Giving your customers choices that suit their tastes has never been hotter. "And nobody likes to have it their way more than the Millennials," says Kruse. From gourmet grilled cheese stores with bread choices, cheese choices and lots of topping choices to do-it-yourself sushi to self-serve yogurt shops with a myriad of flavors and toppings, diners seek out customizable options.
Freeman Moser III, senior executive chef for Kraft Foodservice, called out customization as a mega-trend affecting all segments of foodservice. To help you customize, here's a plus-one and -two chart for sandwich spreads.
"It's really about the small-plates phenomenon. This is so powerful from the customer point of view—sharing and grazing," says Kruse. Indeed, small plates, minis, tapas, bar food, snacks: They all help with experimentation, portion control, calorie count and cost considerations, and they're daypart flexible, she points out. And miniaturization includes building in choice, from entrée size to half portions to sides.

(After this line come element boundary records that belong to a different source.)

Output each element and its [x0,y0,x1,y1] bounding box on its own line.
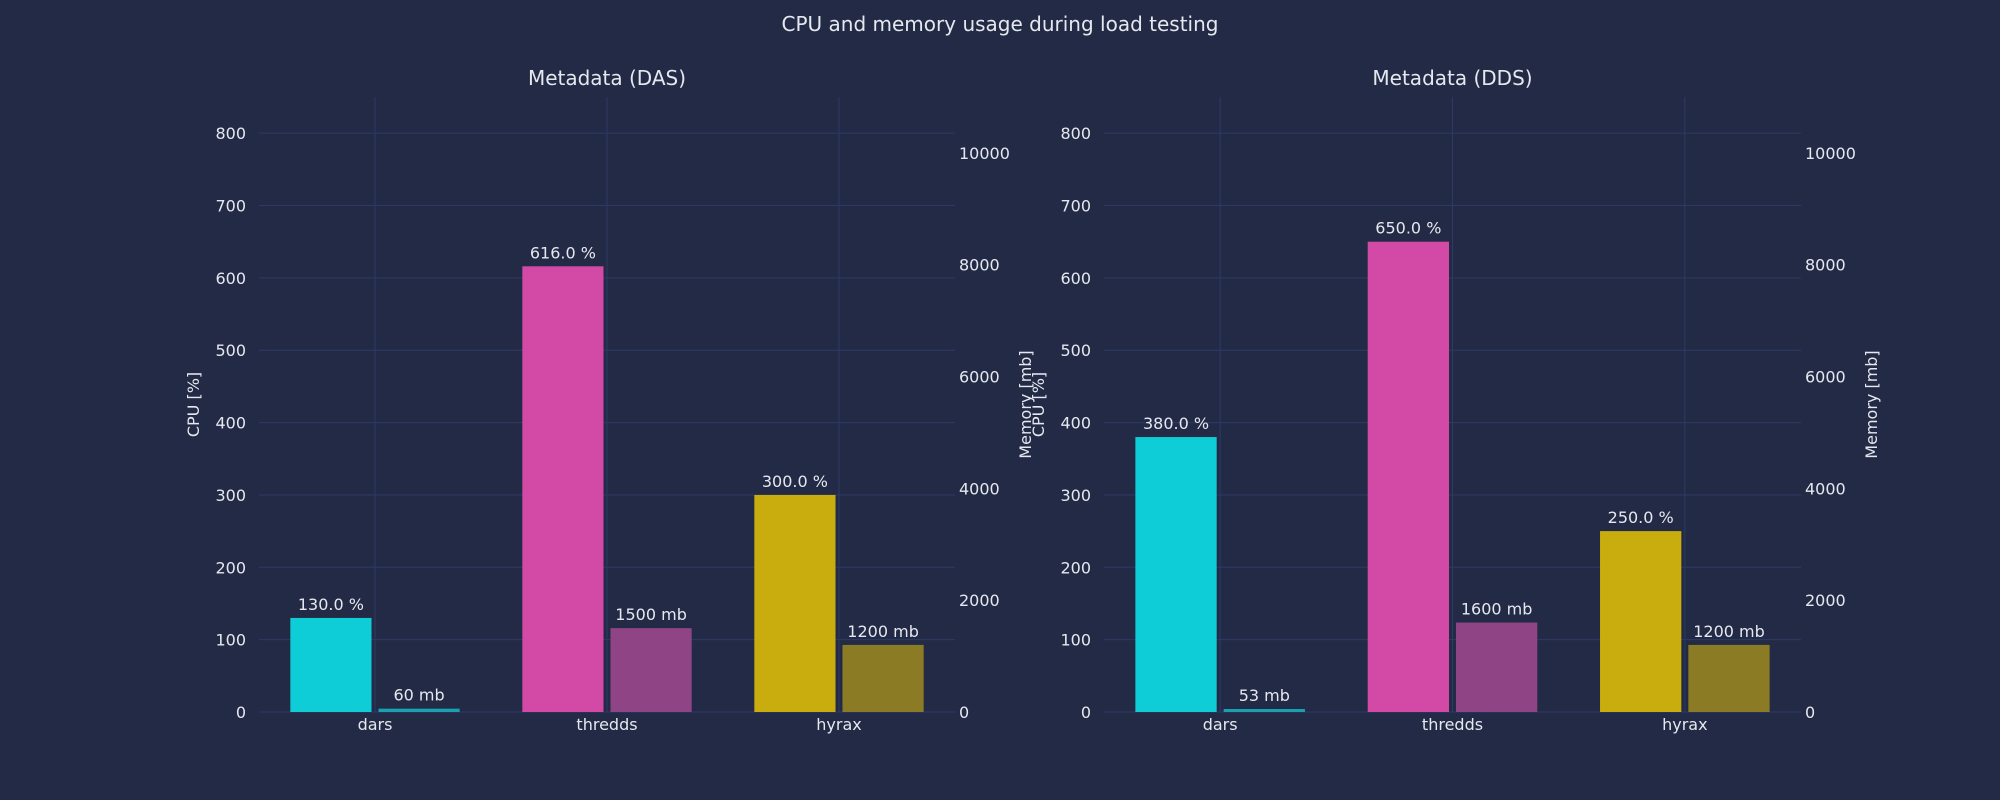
y2-tick-label: 8000 [1805,256,1846,275]
x-tick-label: hyrax [816,715,861,734]
data-label-thredds-memory: 1600 mb [1461,600,1533,619]
data-label-hyrax-memory: 1200 mb [847,622,919,641]
x-tick-label: thredds [1422,715,1483,734]
y2-tick-label: 6000 [1805,368,1846,387]
chart-panels: Metadata (DAS)01002003004005006007008000… [184,66,1881,734]
bar-thredds-memory [1455,622,1538,712]
panel-title: Metadata (DDS) [1372,66,1532,90]
y2-tick-label: 10000 [959,144,1010,163]
x-tick-label: hyrax [1662,715,1707,734]
data-label-hyrax-memory: 1200 mb [1693,622,1765,641]
y2-tick-label: 6000 [959,368,1000,387]
y-tick-label: 100 [215,631,246,650]
bar-thredds-cpu [522,266,604,712]
y2-axis-label: Memory [mb] [1862,350,1881,458]
y-tick-label: 0 [236,703,246,722]
bar-dars-cpu [1135,437,1217,712]
y-tick-label: 700 [215,197,246,216]
y-tick-label: 100 [1060,631,1091,650]
y2-tick-label: 2000 [1805,591,1846,610]
bar-thredds-cpu [1367,241,1450,713]
chart-panel-1: Metadata (DAS)01002003004005006007008000… [184,66,1035,734]
bar-thredds-memory [610,628,692,712]
y-tick-label: 200 [1060,558,1091,577]
y-tick-label: 700 [1060,197,1091,216]
y2-tick-label: 10000 [1805,144,1856,163]
y-tick-label: 600 [215,269,246,288]
y2-tick-label: 4000 [1805,479,1846,498]
y-tick-label: 300 [215,486,246,505]
data-label-thredds-memory: 1500 mb [615,605,687,624]
bar-dars-memory [1223,709,1305,712]
y-axis-label: CPU [%] [1029,372,1048,437]
data-label-hyrax-cpu: 250.0 % [1608,508,1674,527]
y2-axis-label: Memory [mb] [1016,350,1035,458]
y-tick-label: 200 [215,558,246,577]
y-tick-label: 500 [1060,341,1091,360]
y2-tick-label: 0 [959,703,969,722]
bar-hyrax-memory [1688,644,1770,712]
panel-title: Metadata (DAS) [528,66,686,90]
chart-title: CPU and memory usage during load testing [782,12,1219,36]
y2-tick-label: 0 [1805,703,1815,722]
data-label-hyrax-cpu: 300.0 % [762,472,828,491]
y2-tick-label: 4000 [959,479,1000,498]
y-tick-label: 600 [1060,269,1091,288]
x-tick-label: dars [358,715,393,734]
y-axis-label: CPU [%] [184,372,203,437]
y-tick-label: 800 [1060,124,1091,143]
y-tick-label: 400 [1060,414,1091,433]
bar-hyrax-memory [842,644,924,712]
y-tick-label: 400 [215,414,246,433]
y2-tick-label: 8000 [959,256,1000,275]
bar-hyrax-cpu [754,494,836,712]
data-label-dars-memory: 60 mb [393,686,444,705]
bar-dars-cpu [290,617,372,712]
x-tick-label: thredds [576,715,637,734]
data-label-dars-cpu: 380.0 % [1143,414,1209,433]
y-tick-label: 800 [215,124,246,143]
bar-hyrax-cpu [1600,531,1682,712]
data-label-dars-cpu: 130.0 % [298,595,364,614]
y-tick-label: 500 [215,341,246,360]
chart-panel-2: Metadata (DDS)01002003004005006007008000… [1029,66,1881,734]
y-tick-label: 0 [1081,703,1091,722]
y2-tick-label: 2000 [959,591,1000,610]
data-label-thredds-cpu: 650.0 % [1375,219,1441,238]
x-tick-label: dars [1203,715,1238,734]
data-label-dars-memory: 53 mb [1239,686,1290,705]
data-label-thredds-cpu: 616.0 % [530,243,596,262]
bar-dars-memory [378,708,460,712]
y-tick-label: 300 [1060,486,1091,505]
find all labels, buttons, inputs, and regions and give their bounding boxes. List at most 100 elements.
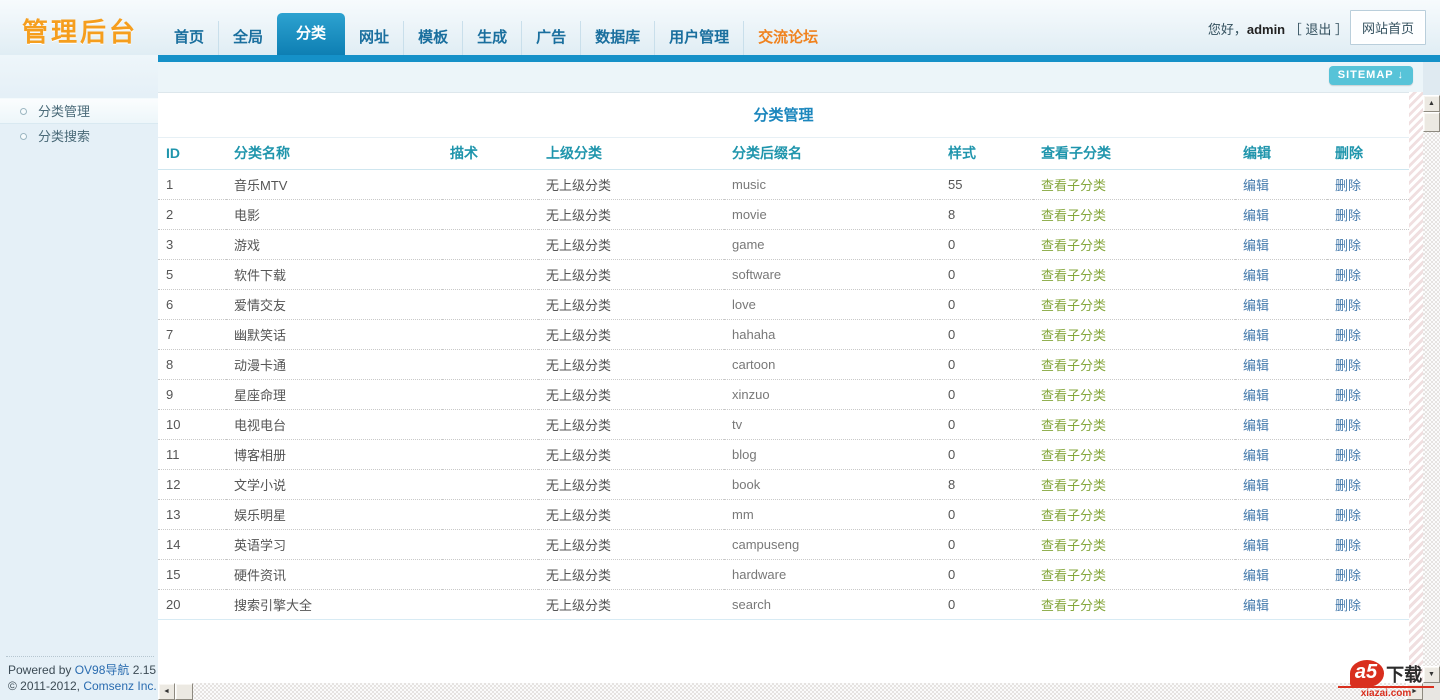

BBQ Beef Brisket Sliders with Mustard-Stout Sauce
"I think beer is arguably the single hottest ingredient being used on food menus," says Kruse. From Guinness pies to craft beer-braised chicken, customers are gleefully responding to this infusion. It's yet another way to express a premium value, she says.
Turkey Burger with Fig BBQ Sauce
"Greek is the next big ethnic. The drivers are in place," says Kruse. Greek is riding the tailwind of Mediterranean cuisine and bouncing off of the red-hot Greek yogurt, she says. "Where do we go from here? I think we're going to continue our move around the Mediterranean and moving east to Lebanon, Israel, particularly street foods."